A devastating trauma such as this turned out to be--the reporter's magnum opus in the special field of innuendo--can poison wife life for months, setting off spasms of rage and rue that gradually weaken over time but that continue to require Woe Check lunches. The martyr gained 10 pounds, which Woe Check teaches is borderline beyond- the-call. Finally, released to speak by an exhausted support team, she asked:

"Whatever happened about the . . . you know . .. the article?"

"What article?" he said, of her total psychic environment lo those many weeks. "Oh. Oh yes, did I forget to tell you? The fellow was fired. He was caught inventing his sources. Heh, heh, he was his own 'turn quote,' been doing it all along. Finally his boss asked him for some proof and he got caught at it. Good news, eh?"

"But when? said the Legend, weakly.

"Oh, right at the time of the article on us," said the husband. "In fact, we had the honor of being part of his downfall. Great victory; cause for quite a celebration in the office." "But . . . but darling, why didn't you tell me?" the Legend quavered bravely.

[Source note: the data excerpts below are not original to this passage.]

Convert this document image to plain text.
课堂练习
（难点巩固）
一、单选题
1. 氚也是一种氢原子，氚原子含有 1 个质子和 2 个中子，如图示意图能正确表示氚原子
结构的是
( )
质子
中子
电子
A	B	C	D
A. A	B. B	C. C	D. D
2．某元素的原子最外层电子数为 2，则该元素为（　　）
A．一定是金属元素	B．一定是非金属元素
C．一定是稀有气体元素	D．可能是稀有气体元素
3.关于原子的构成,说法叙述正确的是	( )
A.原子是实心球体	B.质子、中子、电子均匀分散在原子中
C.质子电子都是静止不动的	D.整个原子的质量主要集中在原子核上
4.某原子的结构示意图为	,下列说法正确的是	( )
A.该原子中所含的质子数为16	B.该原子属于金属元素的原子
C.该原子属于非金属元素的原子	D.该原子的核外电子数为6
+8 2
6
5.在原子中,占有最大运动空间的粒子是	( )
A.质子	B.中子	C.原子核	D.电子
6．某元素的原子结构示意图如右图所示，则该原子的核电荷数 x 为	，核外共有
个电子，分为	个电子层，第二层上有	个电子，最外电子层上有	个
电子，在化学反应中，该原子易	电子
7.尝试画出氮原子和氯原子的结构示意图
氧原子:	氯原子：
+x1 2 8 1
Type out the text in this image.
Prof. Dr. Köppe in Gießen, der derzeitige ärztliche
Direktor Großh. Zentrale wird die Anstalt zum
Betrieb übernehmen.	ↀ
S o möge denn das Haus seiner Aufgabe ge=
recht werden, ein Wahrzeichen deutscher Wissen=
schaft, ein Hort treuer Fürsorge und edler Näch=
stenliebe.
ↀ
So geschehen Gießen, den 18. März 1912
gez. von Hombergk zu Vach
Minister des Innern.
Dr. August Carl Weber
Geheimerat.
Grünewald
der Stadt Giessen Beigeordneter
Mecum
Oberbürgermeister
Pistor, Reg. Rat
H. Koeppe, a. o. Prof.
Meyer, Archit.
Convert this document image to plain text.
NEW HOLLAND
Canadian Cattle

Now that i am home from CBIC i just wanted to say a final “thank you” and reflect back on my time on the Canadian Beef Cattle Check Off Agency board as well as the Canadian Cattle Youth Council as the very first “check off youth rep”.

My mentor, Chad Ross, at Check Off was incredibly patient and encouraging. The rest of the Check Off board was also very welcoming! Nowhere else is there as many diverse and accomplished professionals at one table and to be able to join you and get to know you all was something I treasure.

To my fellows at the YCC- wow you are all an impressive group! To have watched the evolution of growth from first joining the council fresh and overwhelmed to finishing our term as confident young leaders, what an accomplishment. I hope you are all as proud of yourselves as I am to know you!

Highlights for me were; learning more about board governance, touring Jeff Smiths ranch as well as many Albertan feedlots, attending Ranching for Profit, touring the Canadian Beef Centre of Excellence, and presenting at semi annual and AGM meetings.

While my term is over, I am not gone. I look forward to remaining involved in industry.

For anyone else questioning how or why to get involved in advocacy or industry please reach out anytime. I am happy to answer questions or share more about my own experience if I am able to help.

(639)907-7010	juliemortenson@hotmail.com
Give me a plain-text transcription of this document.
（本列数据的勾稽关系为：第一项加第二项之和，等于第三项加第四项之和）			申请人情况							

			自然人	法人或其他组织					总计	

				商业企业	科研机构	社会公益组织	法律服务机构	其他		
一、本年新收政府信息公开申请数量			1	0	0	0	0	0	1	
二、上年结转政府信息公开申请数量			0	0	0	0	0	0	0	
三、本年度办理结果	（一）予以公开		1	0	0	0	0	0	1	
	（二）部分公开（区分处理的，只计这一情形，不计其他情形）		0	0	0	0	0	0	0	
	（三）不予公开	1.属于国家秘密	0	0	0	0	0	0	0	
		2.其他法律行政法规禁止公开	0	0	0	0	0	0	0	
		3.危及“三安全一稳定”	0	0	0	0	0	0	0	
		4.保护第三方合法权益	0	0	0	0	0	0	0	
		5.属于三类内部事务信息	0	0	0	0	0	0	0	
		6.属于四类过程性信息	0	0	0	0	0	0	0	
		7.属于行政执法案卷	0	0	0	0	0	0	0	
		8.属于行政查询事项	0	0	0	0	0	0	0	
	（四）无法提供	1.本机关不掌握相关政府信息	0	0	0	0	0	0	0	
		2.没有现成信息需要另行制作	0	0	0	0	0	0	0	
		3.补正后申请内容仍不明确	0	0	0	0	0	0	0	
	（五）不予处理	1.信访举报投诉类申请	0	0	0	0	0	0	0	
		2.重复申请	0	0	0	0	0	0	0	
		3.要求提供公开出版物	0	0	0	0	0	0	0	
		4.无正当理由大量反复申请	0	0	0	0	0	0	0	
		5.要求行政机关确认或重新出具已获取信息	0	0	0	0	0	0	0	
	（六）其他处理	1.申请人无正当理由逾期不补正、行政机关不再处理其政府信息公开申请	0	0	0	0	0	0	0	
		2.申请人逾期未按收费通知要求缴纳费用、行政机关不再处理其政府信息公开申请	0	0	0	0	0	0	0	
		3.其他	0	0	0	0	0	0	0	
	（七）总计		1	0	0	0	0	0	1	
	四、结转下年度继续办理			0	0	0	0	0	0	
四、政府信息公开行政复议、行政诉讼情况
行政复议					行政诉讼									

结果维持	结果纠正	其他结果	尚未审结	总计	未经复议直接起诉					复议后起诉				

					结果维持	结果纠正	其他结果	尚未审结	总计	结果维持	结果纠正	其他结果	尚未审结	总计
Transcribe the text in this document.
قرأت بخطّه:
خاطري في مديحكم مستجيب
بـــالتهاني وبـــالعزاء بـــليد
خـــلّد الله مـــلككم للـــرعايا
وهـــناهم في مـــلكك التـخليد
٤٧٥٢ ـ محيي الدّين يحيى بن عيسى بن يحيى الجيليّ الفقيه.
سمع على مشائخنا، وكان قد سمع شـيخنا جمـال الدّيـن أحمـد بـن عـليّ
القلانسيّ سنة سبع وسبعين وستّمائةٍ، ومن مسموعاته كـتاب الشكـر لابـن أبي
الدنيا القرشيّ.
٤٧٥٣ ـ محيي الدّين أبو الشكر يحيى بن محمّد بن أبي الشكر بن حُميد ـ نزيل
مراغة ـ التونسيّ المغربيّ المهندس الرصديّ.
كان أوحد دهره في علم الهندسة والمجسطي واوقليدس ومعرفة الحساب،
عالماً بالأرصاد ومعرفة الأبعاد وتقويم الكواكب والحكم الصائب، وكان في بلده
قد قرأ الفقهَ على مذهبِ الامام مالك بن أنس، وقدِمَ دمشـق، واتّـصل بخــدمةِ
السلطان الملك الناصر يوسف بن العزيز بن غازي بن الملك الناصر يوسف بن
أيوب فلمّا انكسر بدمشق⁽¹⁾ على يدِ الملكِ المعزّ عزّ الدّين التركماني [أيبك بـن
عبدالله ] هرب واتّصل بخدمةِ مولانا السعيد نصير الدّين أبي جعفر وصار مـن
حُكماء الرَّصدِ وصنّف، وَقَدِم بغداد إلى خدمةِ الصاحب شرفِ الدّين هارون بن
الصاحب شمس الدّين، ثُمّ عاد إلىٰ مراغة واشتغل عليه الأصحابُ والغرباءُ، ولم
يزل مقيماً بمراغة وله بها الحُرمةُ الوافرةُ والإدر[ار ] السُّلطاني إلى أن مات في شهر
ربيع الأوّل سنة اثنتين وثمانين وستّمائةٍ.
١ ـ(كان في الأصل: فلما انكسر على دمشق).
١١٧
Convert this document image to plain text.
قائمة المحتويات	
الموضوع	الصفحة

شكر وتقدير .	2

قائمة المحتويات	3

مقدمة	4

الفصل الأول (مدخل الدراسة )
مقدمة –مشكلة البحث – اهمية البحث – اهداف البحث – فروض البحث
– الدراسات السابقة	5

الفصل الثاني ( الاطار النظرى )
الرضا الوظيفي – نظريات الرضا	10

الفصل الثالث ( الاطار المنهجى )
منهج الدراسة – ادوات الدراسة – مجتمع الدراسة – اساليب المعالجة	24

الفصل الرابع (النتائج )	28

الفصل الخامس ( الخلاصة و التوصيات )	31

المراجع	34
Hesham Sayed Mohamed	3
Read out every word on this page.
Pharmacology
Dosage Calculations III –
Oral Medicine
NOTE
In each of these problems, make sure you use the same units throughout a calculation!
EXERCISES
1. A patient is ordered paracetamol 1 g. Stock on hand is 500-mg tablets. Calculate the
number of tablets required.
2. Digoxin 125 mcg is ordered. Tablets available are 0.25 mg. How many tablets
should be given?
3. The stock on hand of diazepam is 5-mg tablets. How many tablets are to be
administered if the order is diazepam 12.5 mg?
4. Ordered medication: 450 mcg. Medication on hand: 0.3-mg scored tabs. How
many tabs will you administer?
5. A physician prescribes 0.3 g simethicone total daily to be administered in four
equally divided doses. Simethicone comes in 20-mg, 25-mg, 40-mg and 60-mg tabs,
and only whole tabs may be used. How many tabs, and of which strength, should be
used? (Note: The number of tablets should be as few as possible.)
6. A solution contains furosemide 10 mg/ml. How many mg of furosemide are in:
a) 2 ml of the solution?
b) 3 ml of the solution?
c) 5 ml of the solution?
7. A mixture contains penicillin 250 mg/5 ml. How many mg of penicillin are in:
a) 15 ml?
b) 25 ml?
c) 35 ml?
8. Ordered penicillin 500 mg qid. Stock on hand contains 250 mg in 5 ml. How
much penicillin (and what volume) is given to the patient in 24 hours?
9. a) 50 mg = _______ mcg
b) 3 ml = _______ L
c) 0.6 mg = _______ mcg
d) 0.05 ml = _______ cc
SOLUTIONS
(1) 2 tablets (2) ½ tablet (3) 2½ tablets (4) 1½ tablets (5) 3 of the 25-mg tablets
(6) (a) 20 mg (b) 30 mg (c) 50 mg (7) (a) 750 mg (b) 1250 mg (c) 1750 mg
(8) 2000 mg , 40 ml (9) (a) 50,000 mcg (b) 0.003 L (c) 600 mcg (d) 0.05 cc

"Should have, Old Thing," her husband said. "But let's face it, I don't need you for the good news, now do I?"

Here is the official poem of Woe Check, composed by this martyred woman in response to a (therapeutic))commission by the organization. It was designed to be recited silently by every sister who finds herself in one of our prototype binds.

If you can hold your peace when Story Makers

Invent a scoop and throw it at your spouse;

When "It's Alleged" and "Spokesmen Say" are fakers

You can just smile, and not burn down their house;

If you can steal a page from your own Kipling:

On being lied about, don't deal in lies;

On being hated don't give way to tippling,

Of you they'll never out of get a rise.

If you live camouflaged as dumb supporter,

Can wade right through the waste land, not get mired,

One ear tuned in to news that Ace Reporter

Just interviewed a man your mate has fired;

If you can gaily chaff your man, and grandly

Let stones, unrolled, unthrown, develop moss

When Second-Hand Observer just offhand'ly

Attributes your man's genius to his boss;

If you can stand the heat outside the kitchen

And not creep in there where you know it's cool,

Can praise the press for virtues it is rich in,

While mumbling the Lord's Prayer and Golden Rule,

The sisterhood of Woe Check holds its hands out.

Come, watch the saving remnant as it frays,

Then ravels up the tatters as it fans out

To take revenge in only wifely ways.

By the time these revelations appear, I myself will be long gone from Woe Check, since deep secrecy is its rule. When you read this I will have turned in my stiff upper lip with the merit buttons I have earned throughout the years. I will be lonely out there, and frightened, as (unsupported and unrestrained) I take the occasional unsuspecting journalist by the lapels for a good shaking. In a way, though, it will be a relief. Woe Check studies are beginning to indicate that there may indeed be a limit to every mere wife.